Sunday 25 January 2015

The Interview




Dave Skylark (James Franco) hosts Skylark Tonight, a chat show that focuses on the wired side of the news. The producer, Arron Rapoport (Seth Rogan), wishes to produce a serious report to boost the credibility of the chat show. The ideal opportunity seems to present itself when it is discovered that the Supreme leader of North Korea, Kim Jong un (Randall Park), is a big fan of Skylark Tonight. Using Skylark Tonight's popularity with the Supreme Leader, Arron manages to get an interview with the leader of the secretive nation. The CIA use this opportunity to instruct the journalists to assassinate the dangerous Kim Jong un.


The hacking of Sony Pictures and threats issued surrounding release of the Seth Rogan and James Franco comedy vehicle turned what was expected to be a moderate success into a film that made the headlines right across the world  and thus had the effect of giving it endless publicity. It turns out that hacking Sony Pictures gave the film the publicity it doesn't deserve simply because The Interview is such a forgettable film that audience members who have had it wiped from their memory within forty minutes of seeing the film if it wasn't for the threats made if the film were to be released.
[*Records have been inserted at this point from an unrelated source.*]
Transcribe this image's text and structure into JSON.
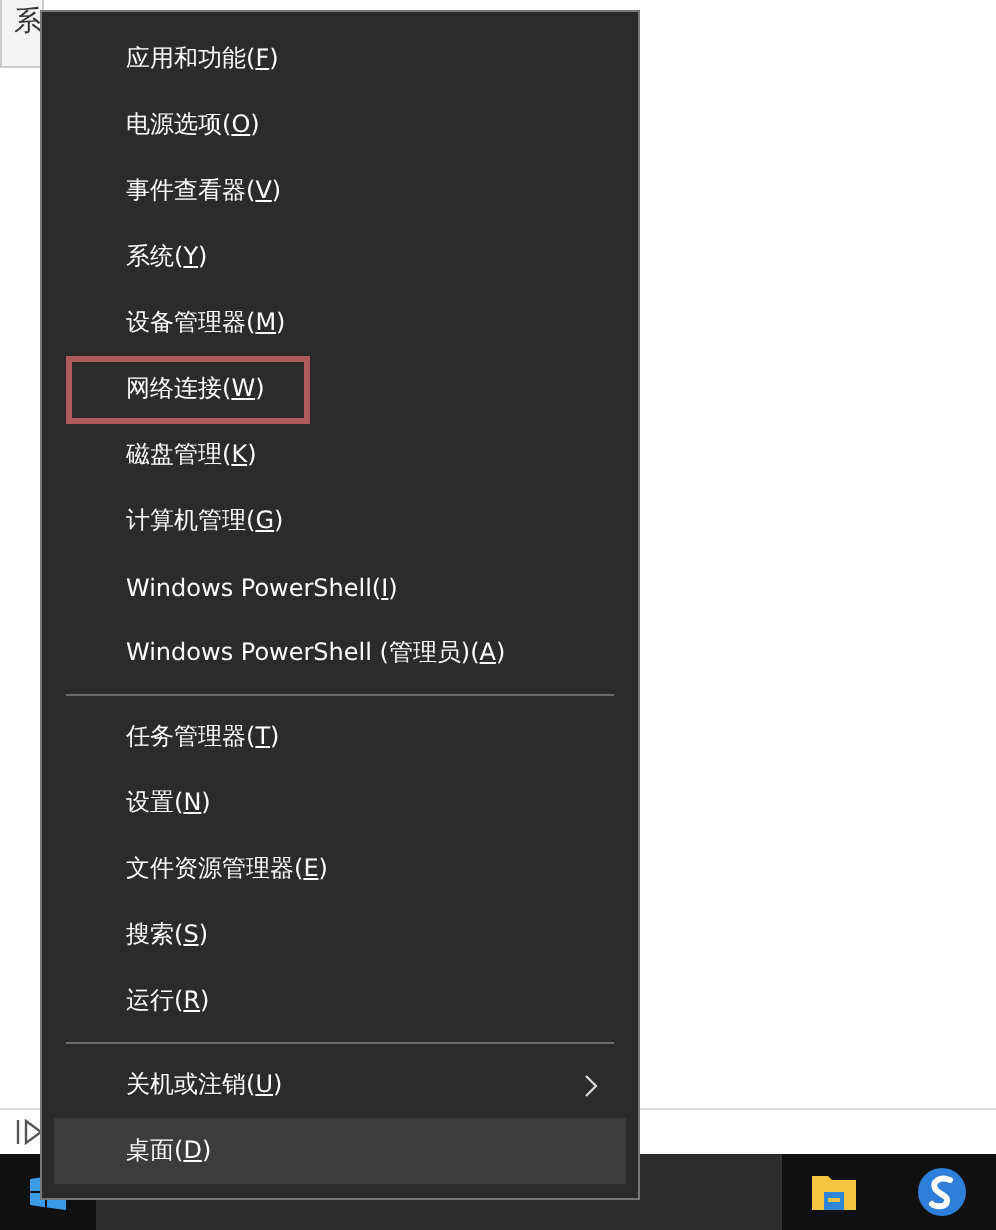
{
  "background_window": {
    "label": "系"
  },
  "context_menu": {
    "items": [
      {
        "kind": "item",
        "prefix": "应用和功能(",
        "access_key": "F",
        "suffix": ")",
        "outlined": false,
        "selected": false,
        "has_submenu": false
      },
      {
        "kind": "item",
        "prefix": "电源选项(",
        "access_key": "O",
        "suffix": ")",
        "outlined": false,
        "selected": false,
        "has_submenu": false
      },
      {
        "kind": "item",
        "prefix": "事件查看器(",
        "access_key": "V",
        "suffix": ")",
        "outlined": false,
        "selected": false,
        "has_submenu": false
      },
      {
        "kind": "item",
        "prefix": "系统(",
        "access_key": "Y",
        "suffix": ")",
        "outlined": false,
        "selected": false,
        "has_submenu": false
      },
      {
        "kind": "item",
        "prefix": "设备管理器(",
        "access_key": "M",
        "suffix": ")",
        "outlined": false,
        "selected": false,
        "has_submenu": false
      },
      {
        "kind": "item",
        "prefix": "网络连接(",
        "access_key": "W",
        "suffix": ")",
        "outlined": true,
        "selected": false,
        "has_submenu": false
      },
      {
        "kind": "item",
        "prefix": "磁盘管理(",
        "access_key": "K",
        "suffix": ")",
        "outlined": false,
        "selected": false,
        "has_submenu": false
      },
      {
        "kind": "item",
        "prefix": "计算机管理(",
        "access_key": "G",
        "suffix": ")",
        "outlined": false,
        "selected": false,
        "has_submenu": false
      },
      {
        "kind": "item",
        "prefix": "Windows PowerShell(",
        "access_key": "I",
        "suffix": ")",
        "outlined": false,
        "selected": false,
        "has_submenu": false
      },
      {
        "kind": "item",
        "prefix": "Windows PowerShell (管理员)(",
        "access_key": "A",
        "suffix": ")",
        "outlined": false,
        "selected": false,
        "has_submenu": false
      },
      {
        "kind": "separator"
      },
      {
        "kind": "item",
        "prefix": "任务管理器(",
        "access_key": "T",
        "suffix": ")",
        "outlined": false,
        "selected": false,
        "has_submenu": false
      },
      {
        "kind": "item",
        "prefix": "设置(",
        "access_key": "N",
        "suffix": ")",
        "outlined": false,
        "selected": false,
        "has_submenu": false
      },
      {
        "kind": "item",
        "prefix": "文件资源管理器(",
        "access_key": "E",
        "suffix": ")",
        "outlined": false,
        "selected": false,
        "has_submenu": false
      },
      {
        "kind": "item",
        "prefix": "搜索(",
        "access_key": "S",
        "suffix": ")",
        "outlined": false,
        "selected": false,
        "has_submenu": false
      },
      {
        "kind": "item",
        "prefix": "运行(",
        "access_key": "R",
        "suffix": ")",
        "outlined": false,
        "selected": false,
        "has_submenu": false
      },
      {
        "kind": "separator"
      },
      {
        "kind": "item",
        "prefix": "关机或注销(",
        "access_key": "U",
        "suffix": ")",
        "outlined": false,
        "selected": false,
        "has_submenu": true
      },
      {
        "kind": "item",
        "prefix": "桌面(",
        "access_key": "D",
        "suffix": ")",
        "outlined": false,
        "selected": true,
        "has_submenu": false
      }
    ]
  }
}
The furore, hacking and terrorist threats surrounding the film merely bought about the Streisand Effect by effectively boosting publicity to unprecedented levels of which the film's quality was never going to match.

The film itself is a complete non entity because of the poor script which doesn't give Seth Rogan and James Franco (who do share a good chemistry) much to work with. Dan Sterling's belief that the sight of Kim Jong un smoking weed is hysterically funny means that The Interview descends to the type of humour that is found in the Harold and Kumar movies which, truth be told, are not the height of American satirical comedy. Lacking in effective satirical bite the film's overreliance on crass jokes is problematic because the majority of them are not particularly funny. Fault also lies with Evan Goldberg and Seth Rogan as the film is slow to get going and only improves once Dave Skylark and Aaron Rapoport arrive in North Korea and meet the supreme leader.

If it wasn't for all the major events surrounding the release of the film, The Interview would have had a moderate financial success during the holiday season and despite the success it would have been completely forgotten about. Instead the hacking of Sony Pictures and demands to censor the picture only increased the movie's publicity and hyped it up beyond anything anyone could anticipate. So, when it turned out to be as poor as it did, you are left wondering what all the fuss was about.